Wednesday, October 12, 2005


The sensory neuroepithelium of the eye is the retina, which is composed of many layers (Figure 2-18). These include the layer of outer and inner segments of the photoreceptor cells (rods and cones), the outer nuclear layer (cell bodies of photoreceptor cells), the outer plexiform layer, the inner nuclear layer, the inner plexiform layer, the ganglion cell layer, the nerve fiber layer, and the inner limiting lamina (membrane). The photoreceptors are composed laminated discs that are connected to cilia with a 9+0 motif. The discs of the cone are connected to the cell membrane whereas rod disks are not. The cilia of both rods and cones connect to mitochondrial rich ellipsoids that are contiguous with myoids. The 120 million rods and 6 million cones synapse with horizontal cells, bipolar cells and other rods and cones.
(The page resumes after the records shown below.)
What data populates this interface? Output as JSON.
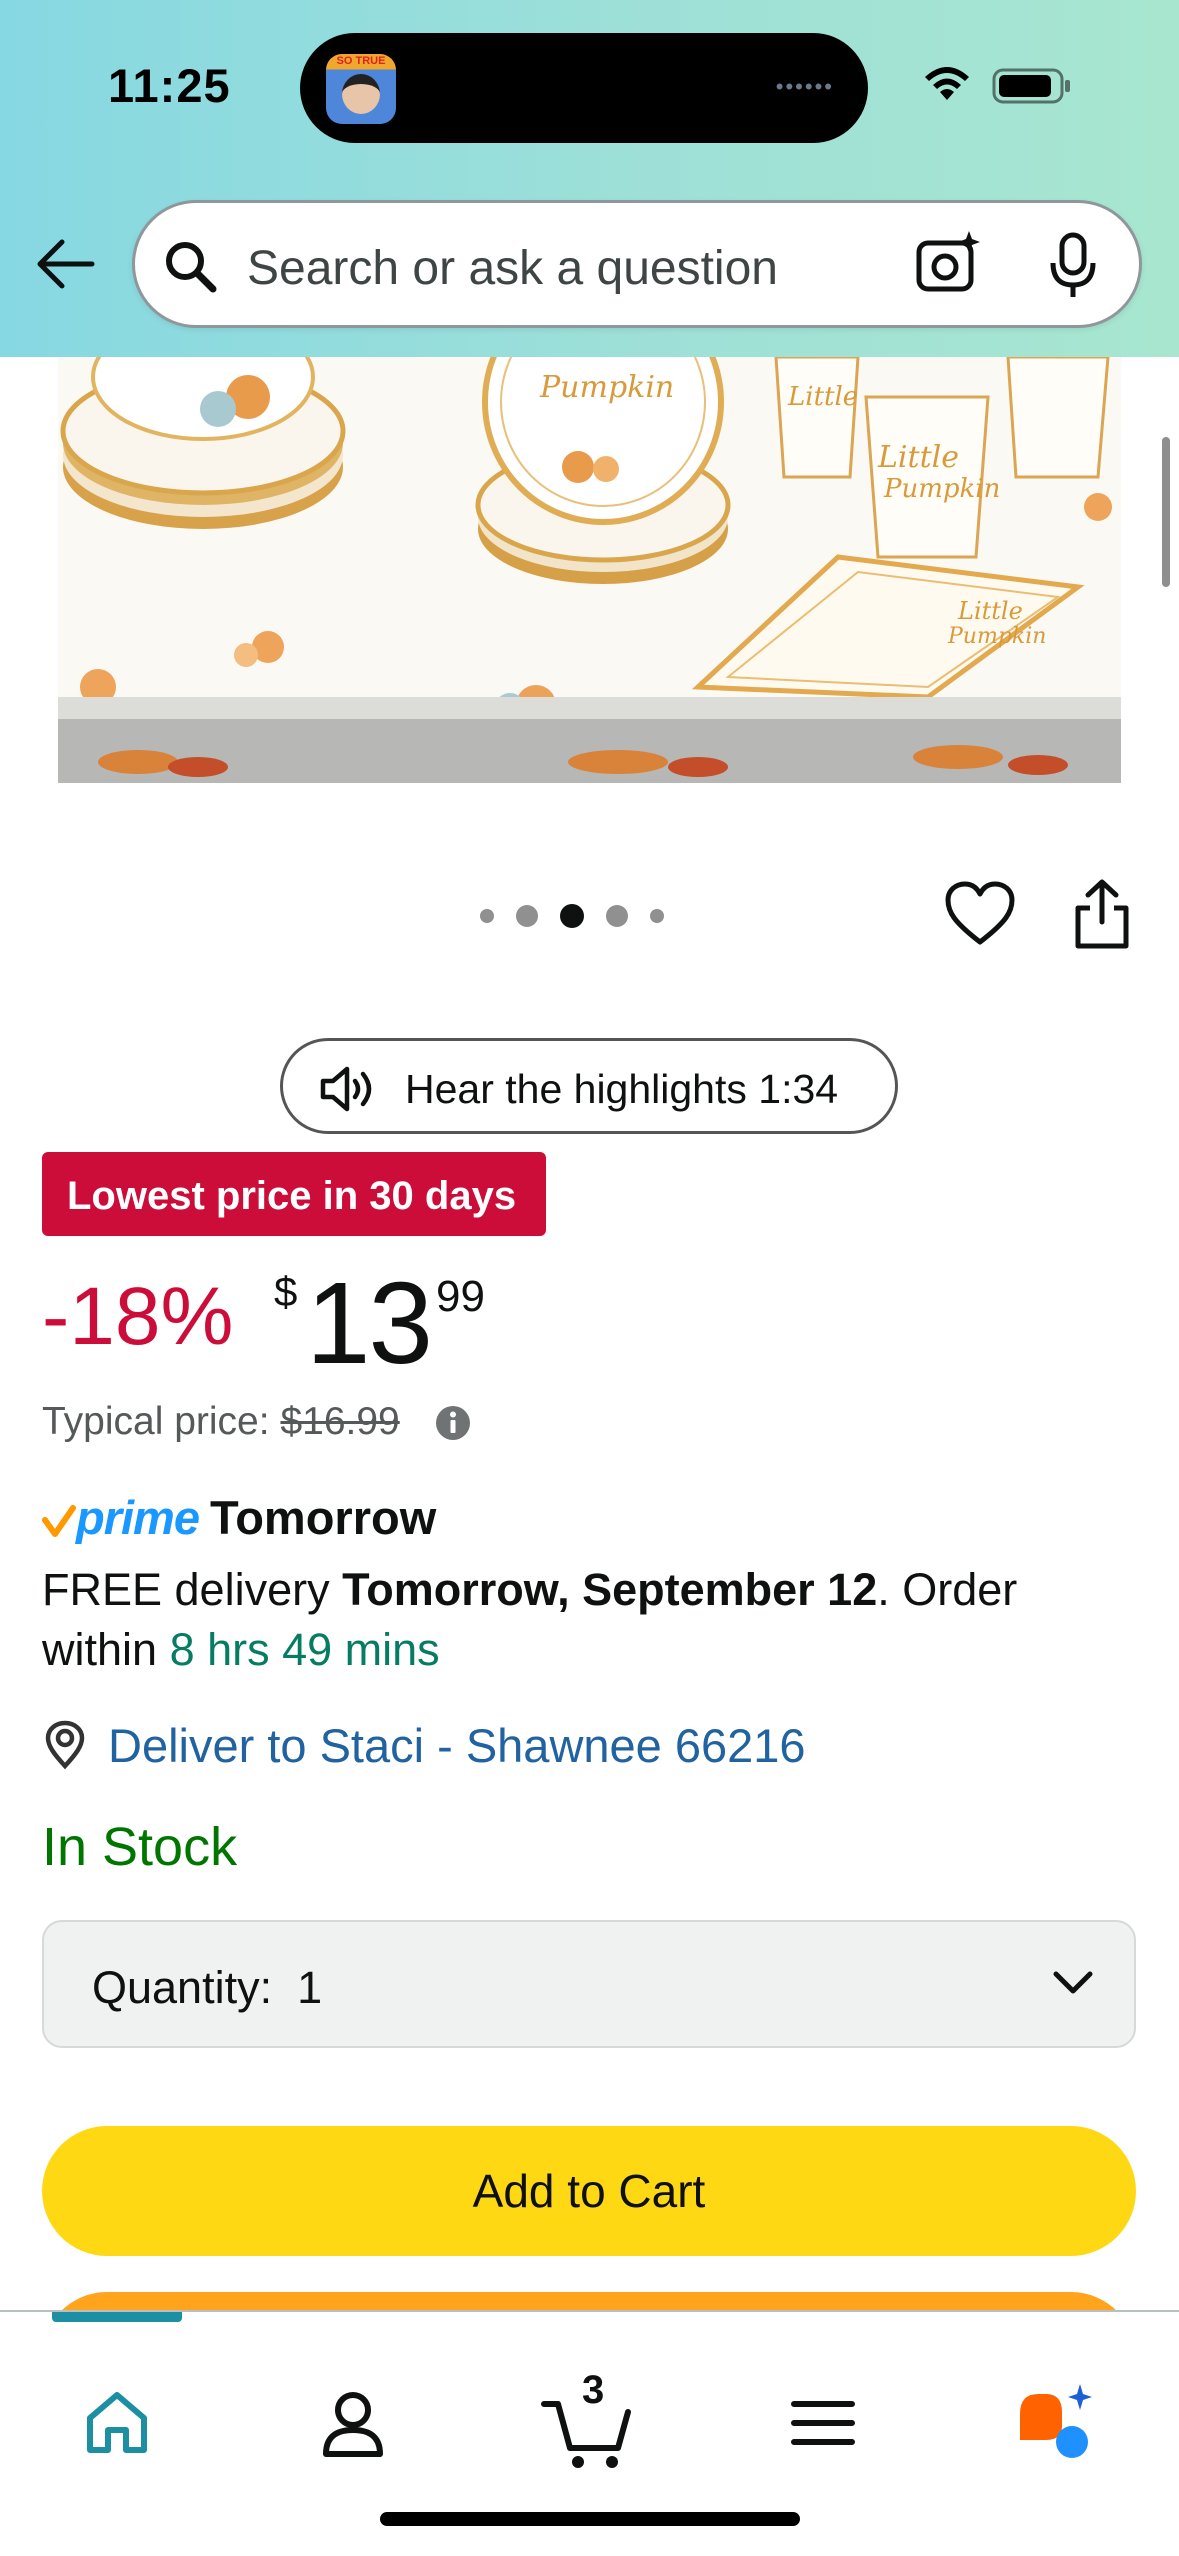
{
  "status_bar": {
    "time": "11:25",
    "island_badge": "SO TRUE"
  },
  "header": {
    "back_icon": "arrow-left-icon",
    "search_placeholder": "Search or ask a question",
    "camera_icon": "camera-sparkle-icon",
    "mic_icon": "microphone-icon"
  },
  "gallery": {
    "dots_count": 5,
    "active_dot": 3,
    "wishlist_icon": "heart-icon",
    "share_icon": "share-icon"
  },
  "audio": {
    "label": "Hear the highlights 1:34",
    "icon": "speaker-icon"
  },
  "pricing": {
    "deal_badge": "Lowest price in 30 days",
    "discount": "-18%",
    "currency_symbol": "$",
    "price_whole": "13",
    "price_fraction": "99",
    "typical_label": "Typical price:",
    "typical_price": "$16.99"
  },
  "delivery": {
    "prime_label": "prime",
    "prime_day": "Tomorrow",
    "free_text": "FREE delivery ",
    "date": "Tomorrow, September 12",
    "order_text": ". Order within ",
    "countdown": "8 hrs 49 mins",
    "deliver_to": "Deliver to Staci - Shawnee 66216"
  },
  "stock": {
    "status": "In Stock"
  },
  "quantity": {
    "label": "Quantity:",
    "value": "1"
  },
  "actions": {
    "add_to_cart": "Add to Cart"
  },
  "bottom_nav": {
    "items": [
      "home-icon",
      "account-icon",
      "cart-icon",
      "menu-icon",
      "rufus-ai-icon"
    ],
    "cart_count": "3",
    "active": "home-icon"
  },
  "colors": {
    "header_gradient_start": "#86d8e2",
    "header_gradient_end": "#a8e6cf",
    "deal_red": "#cc0c39",
    "link_blue": "#2162a1",
    "stock_green": "#007600",
    "countdown_green": "#067d62",
    "cart_yellow": "#ffd814",
    "buy_now_orange": "#ffa41c",
    "prime_blue": "#1a98ff",
    "nav_active": "#1c8fa3"
  }
}
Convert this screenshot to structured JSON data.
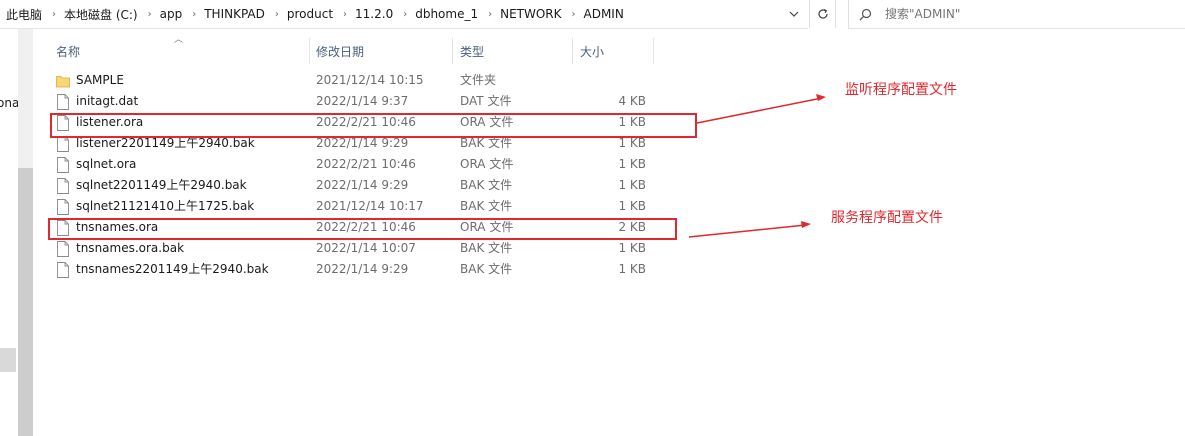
{
  "address_bar": {
    "crumbs": [
      "此电脑",
      "本地磁盘 (C:)",
      "app",
      "THINKPAD",
      "product",
      "11.2.0",
      "dbhome_1",
      "NETWORK",
      "ADMIN"
    ]
  },
  "search": {
    "placeholder": "搜索\"ADMIN\""
  },
  "nav": {
    "partial_text": "ona"
  },
  "columns": {
    "name": "名称",
    "date": "修改日期",
    "type": "类型",
    "size": "大小"
  },
  "files": [
    {
      "name": "SAMPLE",
      "date": "2021/12/14 10:15",
      "type": "文件夹",
      "size": "",
      "icon": "folder-icon"
    },
    {
      "name": "initagt.dat",
      "date": "2022/1/14 9:37",
      "type": "DAT 文件",
      "size": "4 KB",
      "icon": "file-icon"
    },
    {
      "name": "listener.ora",
      "date": "2022/2/21 10:46",
      "type": "ORA 文件",
      "size": "1 KB",
      "icon": "file-icon"
    },
    {
      "name": "listener2201149上午2940.bak",
      "date": "2022/1/14 9:29",
      "type": "BAK 文件",
      "size": "1 KB",
      "icon": "file-icon"
    },
    {
      "name": "sqlnet.ora",
      "date": "2022/2/21 10:46",
      "type": "ORA 文件",
      "size": "1 KB",
      "icon": "file-icon"
    },
    {
      "name": "sqlnet2201149上午2940.bak",
      "date": "2022/1/14 9:29",
      "type": "BAK 文件",
      "size": "1 KB",
      "icon": "file-icon"
    },
    {
      "name": "sqlnet21121410上午1725.bak",
      "date": "2021/12/14 10:17",
      "type": "BAK 文件",
      "size": "1 KB",
      "icon": "file-icon"
    },
    {
      "name": "tnsnames.ora",
      "date": "2022/2/21 10:46",
      "type": "ORA 文件",
      "size": "2 KB",
      "icon": "file-icon"
    },
    {
      "name": "tnsnames.ora.bak",
      "date": "2022/1/14 10:07",
      "type": "BAK 文件",
      "size": "1 KB",
      "icon": "file-icon"
    },
    {
      "name": "tnsnames2201149上午2940.bak",
      "date": "2022/1/14 9:29",
      "type": "BAK 文件",
      "size": "1 KB",
      "icon": "file-icon"
    }
  ],
  "annotations": {
    "listener_note": "监听程序配置文件",
    "service_note": "服务程序配置文件",
    "color": "#e0282e"
  },
  "colors": {
    "folder": "#f8d775",
    "header_text": "#4c607a"
  }
}
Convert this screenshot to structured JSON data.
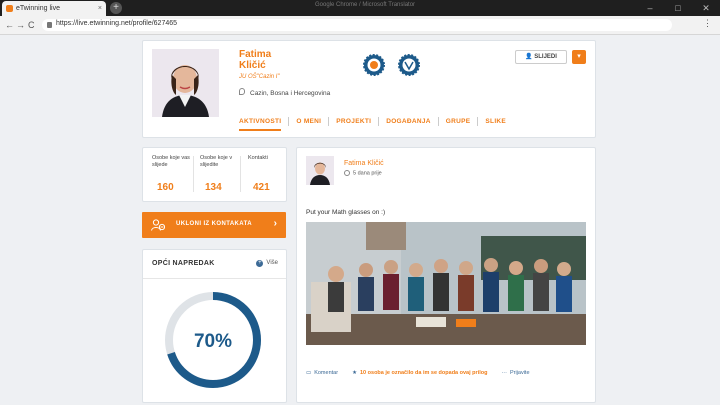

Bipolar cells synapse with ganglion cells, amacrine cells and of course rods and cones. The axons of the ganglion cells form the nerve fiber layer and coalsesce to become the 1 million fibers of the optic nerve. These fibers travel posteriorly to synapse in the lateral geniculate body. Muller cells are supportive cells that extend fibers from the internal limiting membrane to the "external limiting membrane of the retina. The retina is loosely attached to the pigment epithelium, which is separated from the choroid by Bruch’s membrane.